Pasal 5 Undang-Undang Nomor 12 Tahun 2011 tentang Pembentukan Peraturan Perundang-undangan menyebutkan, keterbukaan menjadi salah satu asas dalam pembuatan UU.
Namun, penerapan asas itu sulit ditemukan dalam pembahasan revisi UU No 17/2014 tentang MPR, DPR, DPD, dan DPRD (MD3). Hingga disetujui untuk disahkan menjadi UU di Rapat Paripurna DPR, Senin (12/2), pembahasan umumnya dilakukan tertutup.
Draf revisi UU MD3 sulit diperoleh. Anggota Panitia Kerja DPR revisi UU MD3 umumnya enggan memberikannya dengan dalih pembahasan belum tuntas. Ketika ditanya poin yang direvisi, hanya dijawab, revisi UU itu untuk menambah pimpinan DPR, DPD, dan MPR.

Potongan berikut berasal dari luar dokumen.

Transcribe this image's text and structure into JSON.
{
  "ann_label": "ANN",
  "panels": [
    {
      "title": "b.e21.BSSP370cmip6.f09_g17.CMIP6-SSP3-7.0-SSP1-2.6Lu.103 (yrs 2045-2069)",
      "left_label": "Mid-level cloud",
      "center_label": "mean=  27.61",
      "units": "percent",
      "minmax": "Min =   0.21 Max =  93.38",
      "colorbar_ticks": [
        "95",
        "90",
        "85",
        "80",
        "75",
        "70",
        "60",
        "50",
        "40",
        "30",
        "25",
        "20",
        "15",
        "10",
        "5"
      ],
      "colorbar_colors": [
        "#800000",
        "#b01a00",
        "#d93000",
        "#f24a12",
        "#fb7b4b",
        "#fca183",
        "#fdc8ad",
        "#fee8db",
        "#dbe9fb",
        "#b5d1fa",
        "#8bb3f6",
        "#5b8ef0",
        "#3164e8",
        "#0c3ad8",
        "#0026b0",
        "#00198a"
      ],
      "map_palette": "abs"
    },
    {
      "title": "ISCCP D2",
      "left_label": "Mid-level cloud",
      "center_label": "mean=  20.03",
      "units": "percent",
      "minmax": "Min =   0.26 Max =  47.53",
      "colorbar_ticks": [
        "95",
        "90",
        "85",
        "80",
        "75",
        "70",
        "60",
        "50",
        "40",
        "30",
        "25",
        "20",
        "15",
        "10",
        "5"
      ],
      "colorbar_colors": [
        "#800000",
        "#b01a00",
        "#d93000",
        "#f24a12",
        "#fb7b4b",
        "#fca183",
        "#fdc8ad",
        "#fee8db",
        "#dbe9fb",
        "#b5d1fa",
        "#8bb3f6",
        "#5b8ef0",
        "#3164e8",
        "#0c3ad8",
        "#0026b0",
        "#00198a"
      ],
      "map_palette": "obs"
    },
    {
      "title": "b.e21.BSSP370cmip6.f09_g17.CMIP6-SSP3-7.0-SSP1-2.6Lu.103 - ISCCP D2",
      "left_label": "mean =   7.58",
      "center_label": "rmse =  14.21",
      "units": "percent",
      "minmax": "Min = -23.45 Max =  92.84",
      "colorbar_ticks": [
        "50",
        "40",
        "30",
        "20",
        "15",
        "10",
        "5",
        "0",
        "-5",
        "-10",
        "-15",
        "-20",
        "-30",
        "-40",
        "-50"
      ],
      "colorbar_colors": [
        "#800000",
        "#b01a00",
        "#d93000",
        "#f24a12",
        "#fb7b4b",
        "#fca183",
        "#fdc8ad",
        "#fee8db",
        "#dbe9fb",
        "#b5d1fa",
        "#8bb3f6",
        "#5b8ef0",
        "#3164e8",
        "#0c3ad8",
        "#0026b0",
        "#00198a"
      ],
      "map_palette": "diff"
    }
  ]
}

Kejanggalan itu terjawab saat rapat pengambilan keputusan tingkat I antara Badan Legislasi (Baleg) DPR dan Pemerintah, Kamis (8/2). Saat itu, untuk pertama kali, materi revisi diungkap seluruhnya.
Pasal yang direvisi ternyata tak hanya menambah pimpinan MPR, DPD, dan DPD, tetapi juga ada pemberian wewenang dan hak imunitas bagi DPR. "Jangankan publik, kami saja pimpinan fraksi ada yang tidak tahu. Saya baru tahu di saat terakhir," kata Wakil Ketua Fraksi Partai Nasdem Johnny G Plate.

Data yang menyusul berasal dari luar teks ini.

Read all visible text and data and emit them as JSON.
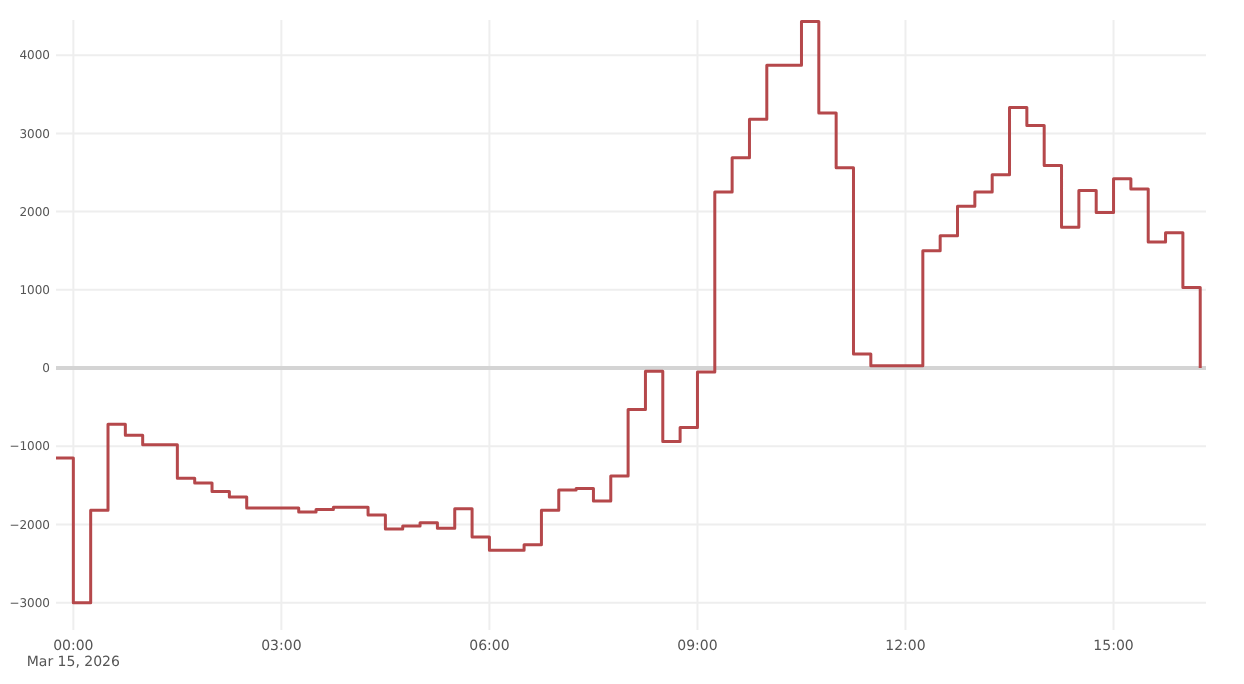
{
  "chart_data": {
    "type": "step",
    "grid": true,
    "line_style": "solid",
    "marker": "none",
    "x": [
      "2026-03-14T23:45",
      "2026-03-15T00:00",
      "2026-03-15T00:15",
      "2026-03-15T00:30",
      "2026-03-15T00:45",
      "2026-03-15T01:00",
      "2026-03-15T01:30",
      "2026-03-15T01:45",
      "2026-03-15T02:00",
      "2026-03-15T02:15",
      "2026-03-15T02:30",
      "2026-03-15T03:15",
      "2026-03-15T03:30",
      "2026-03-15T03:45",
      "2026-03-15T04:15",
      "2026-03-15T04:30",
      "2026-03-15T04:45",
      "2026-03-15T05:00",
      "2026-03-15T05:15",
      "2026-03-15T05:30",
      "2026-03-15T05:45",
      "2026-03-15T06:00",
      "2026-03-15T06:30",
      "2026-03-15T06:45",
      "2026-03-15T07:00",
      "2026-03-15T07:15",
      "2026-03-15T07:30",
      "2026-03-15T07:45",
      "2026-03-15T08:00",
      "2026-03-15T08:15",
      "2026-03-15T08:30",
      "2026-03-15T08:45",
      "2026-03-15T09:00",
      "2026-03-15T09:15",
      "2026-03-15T09:30",
      "2026-03-15T09:45",
      "2026-03-15T10:00",
      "2026-03-15T10:30",
      "2026-03-15T10:45",
      "2026-03-15T11:00",
      "2026-03-15T11:15",
      "2026-03-15T11:30",
      "2026-03-15T12:15",
      "2026-03-15T12:30",
      "2026-03-15T12:45",
      "2026-03-15T13:00",
      "2026-03-15T13:15",
      "2026-03-15T13:30",
      "2026-03-15T13:45",
      "2026-03-15T14:00",
      "2026-03-15T14:15",
      "2026-03-15T14:30",
      "2026-03-15T14:45",
      "2026-03-15T15:00",
      "2026-03-15T15:15",
      "2026-03-15T15:30",
      "2026-03-15T15:45",
      "2026-03-15T16:00",
      "2026-03-15T16:15"
    ],
    "series": [
      {
        "color": "#b5484b",
        "values": [
          -1150,
          -3000,
          -1820,
          -720,
          -860,
          -980,
          -1410,
          -1470,
          -1580,
          -1650,
          -1790,
          -1840,
          -1810,
          -1780,
          -1880,
          -2060,
          -2020,
          -1980,
          -2050,
          -1800,
          -2160,
          -2330,
          -2260,
          -1820,
          -1560,
          -1540,
          -1700,
          -1380,
          -530,
          -40,
          -940,
          -760,
          -50,
          2250,
          2690,
          3180,
          3870,
          4430,
          3260,
          2560,
          180,
          30,
          1500,
          1690,
          2070,
          2250,
          2470,
          3330,
          3100,
          2590,
          1800,
          2270,
          1990,
          2420,
          2290,
          1610,
          1730,
          1030,
          0
        ]
      }
    ],
    "xlim": [
      "2026-03-14T23:45",
      "2026-03-15T16:20"
    ],
    "xticks": [
      {
        "value": "2026-03-15T00:00",
        "label": "00:00\nMar 15, 2026"
      },
      {
        "value": "2026-03-15T03:00",
        "label": "03:00"
      },
      {
        "value": "2026-03-15T06:00",
        "label": "06:00"
      },
      {
        "value": "2026-03-15T09:00",
        "label": "09:00"
      },
      {
        "value": "2026-03-15T12:00",
        "label": "12:00"
      },
      {
        "value": "2026-03-15T15:00",
        "label": "15:00"
      }
    ],
    "ylim": [
      -3350,
      4450
    ],
    "yticks": [
      {
        "value": -3000,
        "label": "−3000"
      },
      {
        "value": -2000,
        "label": "−2000"
      },
      {
        "value": -1000,
        "label": "−1000"
      },
      0,
      1000,
      2000,
      3000,
      4000
    ],
    "ref_lines": [
      {
        "axis": "y",
        "value": 0,
        "color": "#d4d4d4"
      }
    ]
  }
}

Ketua Baleg DPR dari Fraksi Partai Gerindra Supratman Andi Agtas menampik anggapan pembahasan RUU berlangsung tertutup dan tak transparan. Menurut dia, Mahkamah Kehormatan Dewan (MKD) yang mengusulkan agar UU MD3 direvisi, MKD punya wewenang memberi pertimbangan jika ada anggota DPR yang akan diperiksa penegak hukum dan mengambil langkah hukum bagi mereka yang merendahkan martabat DPR.
Namun, Ketua MKD dari Fraksi Gerindra Sufmi Dasco Ahmad mengatakan, usulan itu dari Baleg. Anggota DPR dari Fraksi Nasdem Taufiqulhadi yang sempat ikut pembahasan revisi UU MD3 juga mengatakan, usulan itu dari pimpinan Baleg DPR.
Melihat polemik ini, berani jujur dan bertanggung jawab agaknya masih jadi pekerjaan rumah di DPR. (APA/AGE)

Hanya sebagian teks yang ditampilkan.